Credit: egale.ca
To mark Black History Month, Egale Canada and Stop Murder Music Canada (SMMC) have named six recipients of its first Queering Black History awards.
The winners, selected from nominations submitted to Egale, will be featured on a postcard and poster that will be distributed to universities, school boards and queer community centres across Canada.
“With any racialized group within the queer community the voices or names of people can be left off,” says Akim Larcher, the founder of SMMC. “Within the wider black, African or Caribbean communities queer names and people tend to be a bit invisible during Black History Month.
“There tends to be no discussion of sexual orientation or gender identity.”
The winners include Trey Anthony, the playwright of Da Kink in My Hair and creator of the television series of the same name.
Also named was Alexis Musanganya, the Montreal-based founder of Arc en ciel d’Afrique, a community organization for queer immigrants of African and Caribbean origin, facilitator of Gris Montreal, which seeks to educate students and recent immigrants about homosexuality, and copresident of Multimundo, which tries to build coalitions among queer groups in various cultural communities.
Angela Robertson, the executive director of Sistering, an organization aiding poor and homeless women, was a winner.

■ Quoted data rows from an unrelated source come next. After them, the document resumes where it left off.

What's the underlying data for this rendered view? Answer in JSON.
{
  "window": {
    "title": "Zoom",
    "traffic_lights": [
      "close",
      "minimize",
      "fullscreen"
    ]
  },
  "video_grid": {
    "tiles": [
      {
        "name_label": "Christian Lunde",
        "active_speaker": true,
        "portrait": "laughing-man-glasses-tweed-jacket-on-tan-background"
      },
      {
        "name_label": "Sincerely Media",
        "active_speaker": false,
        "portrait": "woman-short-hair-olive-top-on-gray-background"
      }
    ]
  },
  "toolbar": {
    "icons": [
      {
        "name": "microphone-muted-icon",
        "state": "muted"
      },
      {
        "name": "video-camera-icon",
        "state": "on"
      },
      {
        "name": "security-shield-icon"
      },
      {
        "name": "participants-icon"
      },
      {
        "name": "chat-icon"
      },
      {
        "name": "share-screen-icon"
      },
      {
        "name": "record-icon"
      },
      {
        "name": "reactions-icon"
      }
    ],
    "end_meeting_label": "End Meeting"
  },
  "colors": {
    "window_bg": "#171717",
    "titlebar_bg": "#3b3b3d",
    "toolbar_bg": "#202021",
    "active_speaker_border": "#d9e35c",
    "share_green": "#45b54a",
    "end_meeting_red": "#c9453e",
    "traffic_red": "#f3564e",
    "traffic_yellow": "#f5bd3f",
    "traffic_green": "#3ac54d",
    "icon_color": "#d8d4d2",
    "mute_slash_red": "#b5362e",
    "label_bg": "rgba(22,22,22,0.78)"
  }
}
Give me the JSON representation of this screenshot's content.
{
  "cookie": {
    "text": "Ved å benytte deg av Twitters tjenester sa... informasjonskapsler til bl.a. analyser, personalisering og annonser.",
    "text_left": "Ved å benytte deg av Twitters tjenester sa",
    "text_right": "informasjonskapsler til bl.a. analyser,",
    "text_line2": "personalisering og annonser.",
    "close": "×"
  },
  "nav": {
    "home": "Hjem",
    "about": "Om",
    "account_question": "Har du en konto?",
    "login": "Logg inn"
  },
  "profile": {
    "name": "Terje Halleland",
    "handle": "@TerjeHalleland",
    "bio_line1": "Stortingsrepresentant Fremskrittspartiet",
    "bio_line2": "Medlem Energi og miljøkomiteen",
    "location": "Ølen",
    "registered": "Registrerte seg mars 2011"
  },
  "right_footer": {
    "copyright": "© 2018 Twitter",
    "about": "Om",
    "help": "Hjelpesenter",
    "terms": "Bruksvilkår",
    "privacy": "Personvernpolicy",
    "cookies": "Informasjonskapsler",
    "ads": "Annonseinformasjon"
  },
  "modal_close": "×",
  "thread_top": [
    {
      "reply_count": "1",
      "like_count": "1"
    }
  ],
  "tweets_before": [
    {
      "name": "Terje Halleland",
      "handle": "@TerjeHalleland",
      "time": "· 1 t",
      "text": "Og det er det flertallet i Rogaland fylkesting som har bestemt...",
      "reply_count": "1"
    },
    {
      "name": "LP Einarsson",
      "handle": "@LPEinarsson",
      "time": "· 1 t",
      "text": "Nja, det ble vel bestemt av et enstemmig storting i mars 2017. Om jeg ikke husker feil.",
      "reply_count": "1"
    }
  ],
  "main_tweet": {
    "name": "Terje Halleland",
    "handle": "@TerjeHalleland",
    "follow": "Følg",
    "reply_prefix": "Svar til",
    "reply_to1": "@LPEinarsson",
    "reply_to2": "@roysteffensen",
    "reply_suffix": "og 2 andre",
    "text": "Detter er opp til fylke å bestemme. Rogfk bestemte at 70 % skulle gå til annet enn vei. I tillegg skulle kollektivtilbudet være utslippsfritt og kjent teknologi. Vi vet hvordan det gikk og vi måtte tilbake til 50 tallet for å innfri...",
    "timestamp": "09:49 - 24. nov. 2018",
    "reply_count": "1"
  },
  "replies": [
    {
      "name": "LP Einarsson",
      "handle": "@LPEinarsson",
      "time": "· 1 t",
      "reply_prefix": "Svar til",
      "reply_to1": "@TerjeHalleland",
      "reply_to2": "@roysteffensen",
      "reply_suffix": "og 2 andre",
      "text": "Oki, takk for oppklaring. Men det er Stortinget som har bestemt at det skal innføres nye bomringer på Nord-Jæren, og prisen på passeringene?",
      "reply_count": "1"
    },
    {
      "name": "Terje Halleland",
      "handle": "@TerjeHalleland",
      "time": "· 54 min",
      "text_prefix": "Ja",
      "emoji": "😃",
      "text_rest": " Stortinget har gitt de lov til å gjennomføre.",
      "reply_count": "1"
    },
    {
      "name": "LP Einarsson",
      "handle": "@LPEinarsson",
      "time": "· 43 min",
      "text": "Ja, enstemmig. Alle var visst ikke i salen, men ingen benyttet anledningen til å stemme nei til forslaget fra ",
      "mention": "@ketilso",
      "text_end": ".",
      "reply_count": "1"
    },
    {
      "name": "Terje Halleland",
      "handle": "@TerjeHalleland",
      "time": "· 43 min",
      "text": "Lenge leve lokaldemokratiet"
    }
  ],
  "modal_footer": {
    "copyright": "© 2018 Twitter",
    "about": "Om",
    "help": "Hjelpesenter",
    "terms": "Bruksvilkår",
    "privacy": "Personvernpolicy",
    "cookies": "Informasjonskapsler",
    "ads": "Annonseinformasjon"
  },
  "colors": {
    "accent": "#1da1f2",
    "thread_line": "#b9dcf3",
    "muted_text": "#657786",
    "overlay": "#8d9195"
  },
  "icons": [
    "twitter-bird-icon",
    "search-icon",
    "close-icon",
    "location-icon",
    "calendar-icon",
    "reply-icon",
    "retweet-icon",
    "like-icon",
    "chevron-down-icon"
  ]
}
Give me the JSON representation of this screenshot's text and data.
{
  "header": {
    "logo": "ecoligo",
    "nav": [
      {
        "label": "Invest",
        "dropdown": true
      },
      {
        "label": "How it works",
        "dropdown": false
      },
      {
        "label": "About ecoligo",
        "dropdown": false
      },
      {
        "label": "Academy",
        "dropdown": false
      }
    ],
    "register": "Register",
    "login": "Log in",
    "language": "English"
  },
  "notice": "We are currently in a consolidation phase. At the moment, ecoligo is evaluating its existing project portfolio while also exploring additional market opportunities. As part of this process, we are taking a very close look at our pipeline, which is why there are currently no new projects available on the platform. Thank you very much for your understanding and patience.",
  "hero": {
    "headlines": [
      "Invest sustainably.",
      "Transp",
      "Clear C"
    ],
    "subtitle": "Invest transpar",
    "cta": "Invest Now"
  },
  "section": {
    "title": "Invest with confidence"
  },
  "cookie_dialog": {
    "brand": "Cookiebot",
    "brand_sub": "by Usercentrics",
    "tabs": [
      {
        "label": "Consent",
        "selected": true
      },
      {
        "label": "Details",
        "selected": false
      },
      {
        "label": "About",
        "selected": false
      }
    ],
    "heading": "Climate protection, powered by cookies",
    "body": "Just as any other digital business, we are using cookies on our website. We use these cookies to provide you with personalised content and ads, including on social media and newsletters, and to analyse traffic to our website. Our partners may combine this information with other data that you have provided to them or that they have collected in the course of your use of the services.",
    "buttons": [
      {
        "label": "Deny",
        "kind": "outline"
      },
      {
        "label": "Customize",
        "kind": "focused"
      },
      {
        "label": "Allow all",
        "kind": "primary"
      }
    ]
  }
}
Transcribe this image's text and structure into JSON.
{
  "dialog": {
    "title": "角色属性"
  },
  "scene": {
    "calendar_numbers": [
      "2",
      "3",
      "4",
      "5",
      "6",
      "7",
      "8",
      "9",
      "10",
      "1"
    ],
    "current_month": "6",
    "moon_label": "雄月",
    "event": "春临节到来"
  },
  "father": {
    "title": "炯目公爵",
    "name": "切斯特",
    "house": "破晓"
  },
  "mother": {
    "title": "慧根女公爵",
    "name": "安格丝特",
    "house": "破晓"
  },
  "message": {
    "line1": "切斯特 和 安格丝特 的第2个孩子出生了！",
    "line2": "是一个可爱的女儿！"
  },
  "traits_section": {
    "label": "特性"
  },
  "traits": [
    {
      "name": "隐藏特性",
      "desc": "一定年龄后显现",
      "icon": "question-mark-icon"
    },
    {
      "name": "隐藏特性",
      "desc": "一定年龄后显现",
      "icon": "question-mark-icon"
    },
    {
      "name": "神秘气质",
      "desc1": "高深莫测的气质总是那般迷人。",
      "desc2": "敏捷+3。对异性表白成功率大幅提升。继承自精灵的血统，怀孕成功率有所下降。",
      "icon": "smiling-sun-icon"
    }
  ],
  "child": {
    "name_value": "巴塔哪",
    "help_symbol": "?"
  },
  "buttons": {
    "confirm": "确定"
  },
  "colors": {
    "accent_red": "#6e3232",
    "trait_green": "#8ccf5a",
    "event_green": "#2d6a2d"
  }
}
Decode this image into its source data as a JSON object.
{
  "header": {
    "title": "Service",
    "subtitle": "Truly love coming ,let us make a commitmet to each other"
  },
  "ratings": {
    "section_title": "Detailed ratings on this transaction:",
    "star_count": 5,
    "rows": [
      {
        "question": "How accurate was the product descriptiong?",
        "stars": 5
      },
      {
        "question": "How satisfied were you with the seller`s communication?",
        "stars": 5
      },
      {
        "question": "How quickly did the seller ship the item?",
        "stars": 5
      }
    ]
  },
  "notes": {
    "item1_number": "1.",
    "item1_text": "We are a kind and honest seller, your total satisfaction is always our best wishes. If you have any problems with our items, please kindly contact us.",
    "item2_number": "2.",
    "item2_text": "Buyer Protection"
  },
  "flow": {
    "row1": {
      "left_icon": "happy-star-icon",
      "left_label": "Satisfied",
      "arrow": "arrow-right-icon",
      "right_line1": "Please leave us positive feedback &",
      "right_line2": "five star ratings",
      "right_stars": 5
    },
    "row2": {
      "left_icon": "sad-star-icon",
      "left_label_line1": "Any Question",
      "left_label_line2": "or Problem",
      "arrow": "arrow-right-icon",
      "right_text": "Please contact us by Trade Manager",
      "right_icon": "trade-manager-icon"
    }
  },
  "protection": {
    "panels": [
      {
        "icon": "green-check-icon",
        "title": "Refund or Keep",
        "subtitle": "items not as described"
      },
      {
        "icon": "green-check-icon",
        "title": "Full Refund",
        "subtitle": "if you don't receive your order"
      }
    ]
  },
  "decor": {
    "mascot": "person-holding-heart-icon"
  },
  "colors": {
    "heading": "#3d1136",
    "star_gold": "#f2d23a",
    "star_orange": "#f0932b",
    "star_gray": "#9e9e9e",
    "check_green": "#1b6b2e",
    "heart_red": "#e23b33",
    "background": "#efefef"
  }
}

Robertson is also currently a board member of both Central Neighbourhood House and Second Harvest and the chair of the Black Coalition for AIDS Prevention (Black CAP).
Equity consultant Douglas Stewart was a founding member in 1983 of Zami, the first black and West Indian queer support group in Toronto. He also helped found the Black Lesbian and Gay Action Group, Aya Men — a group for black gay men — and the Blockorama venue at Pride. Stewart was also the founding executive director of Black CAP.
Monica Forrester has worked with the 519 Community Centre for 10 years on programs for sex workers and on guiding trans women to social agencies. She has also been an educator on trans issues at the Fred Victor Centre and produced the bimonthly zine Trans Pride Toronto.
Nik Redman is a member of the GBQ Trans Men’s Working Group, the Ontario Gay Men’s Sexual Health Alliance, Toronto’s Prisoners Justice Action Committee, the Trans Fathers 2B Parenting Course Project Team and the MaBwana Community Advisory Committee, He is also an online facilitator for Ontario’s HIV Stigma campaign for HIV-positive gay men.
Robertson says she’s honoured to be named and hopes the awards will help make black homosexuality more visible.
“It serves as an affirmation both of the individual and as an historical marker for those who will be coming behind, particularly young people, those who will be coming out in places where there are no critical masses of people who look like them,” she says.
Robertson says there is a long, unacknowledged history of queer black activism.
“Black queer activism has had a very long tradition,” she says. “That history has not always been clearly visible outside the queer community. We need to bring that history beyond the queer community. Black and African queer leaders have also been leaders within black communities. There have been a number of black queer women who have been leaders in the fight against violence against women.”
Robertson says there has also been a lack of acknowledgement within queer communities.
“I think we have had struggles to be recognized within queer communities,” she says. “This is also a recognition of our contribution as racialized people within queer communities.”
Redman agrees that queer people of colour often get lost.
“There’s racism still in the queer community and obviously homophobia and transphobia in the black community,” he says. “Queer voices and trans voices are basically invisible a lot of the time in the black community. Black people and people of colour are often not visible in the LGBTQ community. It’s not even visibility, often there’s a failure to acknowledge that we even exist there.”
But Redman says the awards are also about the work done by individuals.
“It’s about visibility but it’s also about acknowledging members of our communities and what they’ve accomplished.”
Larcher says the program will continue in future years and he hopes winners will expand beyond the Toronto area. Except for Musanganya, all of this year’s winners are from Toronto.
“I think it’s reflective of the community itself by virtue of the activism and achievement that’s taken place,” says Larcher. “We don’t want to only choose people from Ontario but that’s where the concentration is at the moment.”